In my writing, I find that although the level of detail in something I am writing is a spectrum, there are two distinct categories for which most instances fall into only one of the two.

The first category is what I call "close-up" (by analogy with cinematography) or "zoomed in" writing. For example:

He opened the desk's sole drawer and looked inside; nothing. Next, he ran his fingers along all of the edges, looking for catches that might open hidden compartments. His fingers brushed over a slightly raised area on the desk's underside; he applied a little pressure, and a hidden drawer sprung out from the side of the desk.

The second category I call "zoomed out" narrative; I think about it as analogous to a cinematic "long shot" or "distance shot". The same example as above:

He searched the desk and found a secret compartment.
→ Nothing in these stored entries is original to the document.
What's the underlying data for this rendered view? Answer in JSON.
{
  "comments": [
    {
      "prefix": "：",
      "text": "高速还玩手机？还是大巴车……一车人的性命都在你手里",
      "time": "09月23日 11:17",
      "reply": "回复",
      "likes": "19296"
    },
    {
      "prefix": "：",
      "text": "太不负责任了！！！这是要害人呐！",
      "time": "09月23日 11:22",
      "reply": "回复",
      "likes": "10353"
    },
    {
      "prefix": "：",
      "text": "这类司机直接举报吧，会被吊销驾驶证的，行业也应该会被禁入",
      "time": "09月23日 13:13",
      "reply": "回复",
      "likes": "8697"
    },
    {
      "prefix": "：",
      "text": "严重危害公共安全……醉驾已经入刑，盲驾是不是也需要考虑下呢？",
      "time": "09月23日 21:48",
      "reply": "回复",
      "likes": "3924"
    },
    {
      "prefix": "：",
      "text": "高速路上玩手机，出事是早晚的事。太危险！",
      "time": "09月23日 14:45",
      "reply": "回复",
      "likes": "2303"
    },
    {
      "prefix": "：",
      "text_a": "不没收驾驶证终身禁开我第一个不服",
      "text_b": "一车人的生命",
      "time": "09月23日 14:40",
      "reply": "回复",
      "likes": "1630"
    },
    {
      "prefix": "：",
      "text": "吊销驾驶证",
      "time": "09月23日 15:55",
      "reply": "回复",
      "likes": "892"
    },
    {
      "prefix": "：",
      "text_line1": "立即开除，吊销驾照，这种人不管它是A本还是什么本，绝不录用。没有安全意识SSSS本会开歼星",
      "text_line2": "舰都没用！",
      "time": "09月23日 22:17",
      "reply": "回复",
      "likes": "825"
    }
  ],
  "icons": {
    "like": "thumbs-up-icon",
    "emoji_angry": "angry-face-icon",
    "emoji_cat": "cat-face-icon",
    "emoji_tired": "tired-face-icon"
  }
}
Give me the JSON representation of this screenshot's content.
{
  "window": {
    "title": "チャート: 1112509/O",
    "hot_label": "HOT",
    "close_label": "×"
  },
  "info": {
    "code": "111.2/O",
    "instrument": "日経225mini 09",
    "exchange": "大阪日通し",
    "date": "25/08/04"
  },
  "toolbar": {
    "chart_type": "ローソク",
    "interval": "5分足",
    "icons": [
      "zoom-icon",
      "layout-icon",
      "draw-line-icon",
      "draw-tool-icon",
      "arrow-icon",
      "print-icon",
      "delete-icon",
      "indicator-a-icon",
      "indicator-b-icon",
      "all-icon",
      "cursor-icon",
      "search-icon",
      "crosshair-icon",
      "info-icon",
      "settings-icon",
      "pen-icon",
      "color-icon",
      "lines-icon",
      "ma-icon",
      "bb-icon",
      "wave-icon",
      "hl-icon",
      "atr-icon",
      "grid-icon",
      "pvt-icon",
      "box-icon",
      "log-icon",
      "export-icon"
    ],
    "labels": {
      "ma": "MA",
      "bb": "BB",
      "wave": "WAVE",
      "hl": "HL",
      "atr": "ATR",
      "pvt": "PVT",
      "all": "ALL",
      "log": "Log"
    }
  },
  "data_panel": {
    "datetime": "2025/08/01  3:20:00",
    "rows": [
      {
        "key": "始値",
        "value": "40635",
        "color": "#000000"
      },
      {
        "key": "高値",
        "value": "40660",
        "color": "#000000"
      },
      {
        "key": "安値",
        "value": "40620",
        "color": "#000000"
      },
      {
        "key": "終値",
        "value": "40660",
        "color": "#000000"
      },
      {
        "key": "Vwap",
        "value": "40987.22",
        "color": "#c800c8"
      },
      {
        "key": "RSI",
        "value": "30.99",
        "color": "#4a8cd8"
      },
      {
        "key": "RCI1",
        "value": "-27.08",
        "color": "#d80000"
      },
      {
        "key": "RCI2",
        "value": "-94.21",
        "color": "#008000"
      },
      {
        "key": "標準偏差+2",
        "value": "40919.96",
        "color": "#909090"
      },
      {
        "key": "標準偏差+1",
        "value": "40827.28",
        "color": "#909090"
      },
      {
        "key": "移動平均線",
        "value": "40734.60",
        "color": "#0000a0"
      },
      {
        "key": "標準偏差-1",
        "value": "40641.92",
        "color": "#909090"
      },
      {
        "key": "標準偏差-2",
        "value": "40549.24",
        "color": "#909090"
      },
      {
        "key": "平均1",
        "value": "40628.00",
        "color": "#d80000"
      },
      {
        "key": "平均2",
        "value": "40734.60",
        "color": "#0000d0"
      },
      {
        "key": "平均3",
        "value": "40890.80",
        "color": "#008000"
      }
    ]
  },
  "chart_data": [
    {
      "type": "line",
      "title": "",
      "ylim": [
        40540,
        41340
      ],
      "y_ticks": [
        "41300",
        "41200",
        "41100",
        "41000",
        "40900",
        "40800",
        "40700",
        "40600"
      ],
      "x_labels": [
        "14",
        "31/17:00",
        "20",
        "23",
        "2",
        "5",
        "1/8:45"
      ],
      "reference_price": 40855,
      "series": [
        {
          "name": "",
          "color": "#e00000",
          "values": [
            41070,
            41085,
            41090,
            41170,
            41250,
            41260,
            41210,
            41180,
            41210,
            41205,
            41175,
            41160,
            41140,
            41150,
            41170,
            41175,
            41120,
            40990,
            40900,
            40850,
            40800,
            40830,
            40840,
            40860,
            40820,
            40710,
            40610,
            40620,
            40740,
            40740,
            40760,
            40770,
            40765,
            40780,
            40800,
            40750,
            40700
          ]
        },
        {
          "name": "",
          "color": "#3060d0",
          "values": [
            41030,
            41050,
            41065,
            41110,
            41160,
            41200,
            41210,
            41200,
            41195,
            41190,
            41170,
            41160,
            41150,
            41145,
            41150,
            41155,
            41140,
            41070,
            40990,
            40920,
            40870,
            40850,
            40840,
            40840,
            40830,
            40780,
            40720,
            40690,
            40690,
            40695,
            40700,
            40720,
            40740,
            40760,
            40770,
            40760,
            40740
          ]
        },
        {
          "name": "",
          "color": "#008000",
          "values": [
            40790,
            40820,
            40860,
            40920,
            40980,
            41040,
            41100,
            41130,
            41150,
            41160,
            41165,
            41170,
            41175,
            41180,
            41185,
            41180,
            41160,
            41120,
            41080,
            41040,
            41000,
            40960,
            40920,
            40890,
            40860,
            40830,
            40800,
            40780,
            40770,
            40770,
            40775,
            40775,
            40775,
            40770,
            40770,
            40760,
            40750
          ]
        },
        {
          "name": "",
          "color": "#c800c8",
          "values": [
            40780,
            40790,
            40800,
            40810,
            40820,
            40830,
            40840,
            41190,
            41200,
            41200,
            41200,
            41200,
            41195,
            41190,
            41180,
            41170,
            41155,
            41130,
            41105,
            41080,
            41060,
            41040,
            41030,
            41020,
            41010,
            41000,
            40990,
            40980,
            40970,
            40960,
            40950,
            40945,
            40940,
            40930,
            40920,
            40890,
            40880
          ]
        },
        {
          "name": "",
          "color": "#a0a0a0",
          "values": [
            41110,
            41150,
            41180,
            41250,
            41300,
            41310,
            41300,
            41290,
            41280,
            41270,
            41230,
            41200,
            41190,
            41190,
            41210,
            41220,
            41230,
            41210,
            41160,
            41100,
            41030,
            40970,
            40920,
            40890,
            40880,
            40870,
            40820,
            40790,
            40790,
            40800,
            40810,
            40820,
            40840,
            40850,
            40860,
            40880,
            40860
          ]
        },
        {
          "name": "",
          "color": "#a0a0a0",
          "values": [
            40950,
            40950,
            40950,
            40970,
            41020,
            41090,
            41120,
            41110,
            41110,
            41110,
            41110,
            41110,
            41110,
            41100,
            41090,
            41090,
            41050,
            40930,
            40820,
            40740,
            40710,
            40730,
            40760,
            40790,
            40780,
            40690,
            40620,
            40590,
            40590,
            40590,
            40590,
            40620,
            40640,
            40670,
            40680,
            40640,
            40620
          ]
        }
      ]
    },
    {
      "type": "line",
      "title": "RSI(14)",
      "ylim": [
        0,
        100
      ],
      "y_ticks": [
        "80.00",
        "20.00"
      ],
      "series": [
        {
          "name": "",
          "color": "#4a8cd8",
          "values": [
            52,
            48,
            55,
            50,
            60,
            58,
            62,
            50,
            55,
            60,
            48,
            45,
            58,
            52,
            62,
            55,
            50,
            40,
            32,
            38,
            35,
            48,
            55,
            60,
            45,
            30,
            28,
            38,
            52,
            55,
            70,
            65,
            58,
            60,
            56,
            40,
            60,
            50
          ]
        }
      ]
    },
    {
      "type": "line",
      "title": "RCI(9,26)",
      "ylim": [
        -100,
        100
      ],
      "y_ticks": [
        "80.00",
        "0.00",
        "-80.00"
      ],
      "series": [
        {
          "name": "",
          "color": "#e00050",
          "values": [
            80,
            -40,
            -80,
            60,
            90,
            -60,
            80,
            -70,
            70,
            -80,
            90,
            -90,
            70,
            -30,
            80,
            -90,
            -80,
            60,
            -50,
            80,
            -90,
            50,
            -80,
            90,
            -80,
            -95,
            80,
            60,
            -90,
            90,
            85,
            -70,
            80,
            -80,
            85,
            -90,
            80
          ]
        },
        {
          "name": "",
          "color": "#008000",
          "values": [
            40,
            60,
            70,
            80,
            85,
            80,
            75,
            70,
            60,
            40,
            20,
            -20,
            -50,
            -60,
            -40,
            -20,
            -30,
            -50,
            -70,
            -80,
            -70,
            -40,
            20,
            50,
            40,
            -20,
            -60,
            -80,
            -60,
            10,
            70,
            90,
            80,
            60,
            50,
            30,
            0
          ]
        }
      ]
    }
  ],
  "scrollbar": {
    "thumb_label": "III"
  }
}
Of course, these categories are somewhat relative and you could "zoom out" even further (eg. "A comprehensive search of every minister's office turned up only one hidden compartment in Minister Charles' desk, which held..."), but I think the meaning is clear.

My question: Is there a single word or phrase to describe:

a) A "zoomed-in" narrative or narrative style?

b) A "zoomed-out" narrative or narrative style?

c) The dichotomy of the two?

Please note that there's no shortage of words to adequately describe the above; I'm interested in a word or phrase which specifically refers to them, for use in referring to them in an academic context.

  • 4
    Detailed or broad-stroke description. The second one is metaphoric from painting, but anything can have details. Commented Jun 14, 2015 at 20:43
  • microscopic and macroscopic might work, or micro- and macro- in general. in history, for examply, you have macrohistory and microhistory.
    – Unrelated
    Commented Jun 14, 2015 at 21:11
  • 1
    @JohnLawler I'd vote for that answer. Commented Jun 15, 2015 at 2:14
  • an admirable question! i wish there were words for that.
    – Fattie
    Commented Jun 15, 2015 at 4:03

3 Answers 3


Easily the best question ever posted on the site, and I adore your conception and description of prose as zoomed-in and zoomed-out, close-up v. wide shots. I and I'm sure all writers constantly think about this fundamental tension - should I write most fundamental tension - in writing, and you're very insightful to concretize it - and it's amazing there's no specific word for this.

Just a thought on your question c

c) The dichotomy of the two?

Regarding writing that is highly aware of and uses well the dichotomy between the two, I would use the word from painting


(Go see some Caravaggio {perhaps a better phrase there is go get kicked in the face by the Caravaggio horse} if not fully gut-familiar with this.)

Of course, you can use chiaroscuro to talk about or emphasize the dichotomy between any two "values", it's the word you use when you want to describe that an artist recognises and clarifies two extremes of some quality (of course, in painting, "lighting".)

I suggest that chiaroscuro works very well when describing prose with, well, a chiaroscuro of close-upness .. perhaps the phrase "a chiaroscuro of scale" almost captures what you mean. If there was a SWR "X" for what you're saying, "X chiaroscuro" works well.


So many good words! a) Pedantic, florid. b) Prosaic, straightforward, hemingwayesque... etc.

Anyways, since you're uninterested in all that, you might be looking for purple prose and beige prose. They specifically describe prose that is too blahblahblah and too blah, respectively.


The close voice and distant voice terminology comes somewhere near to what you are describing. People talk about close first person narrative, when the words are apparently written from inside the character's head, whereas the distant voice would be words spoken by an imaginary narrator who may know things individual characters do not.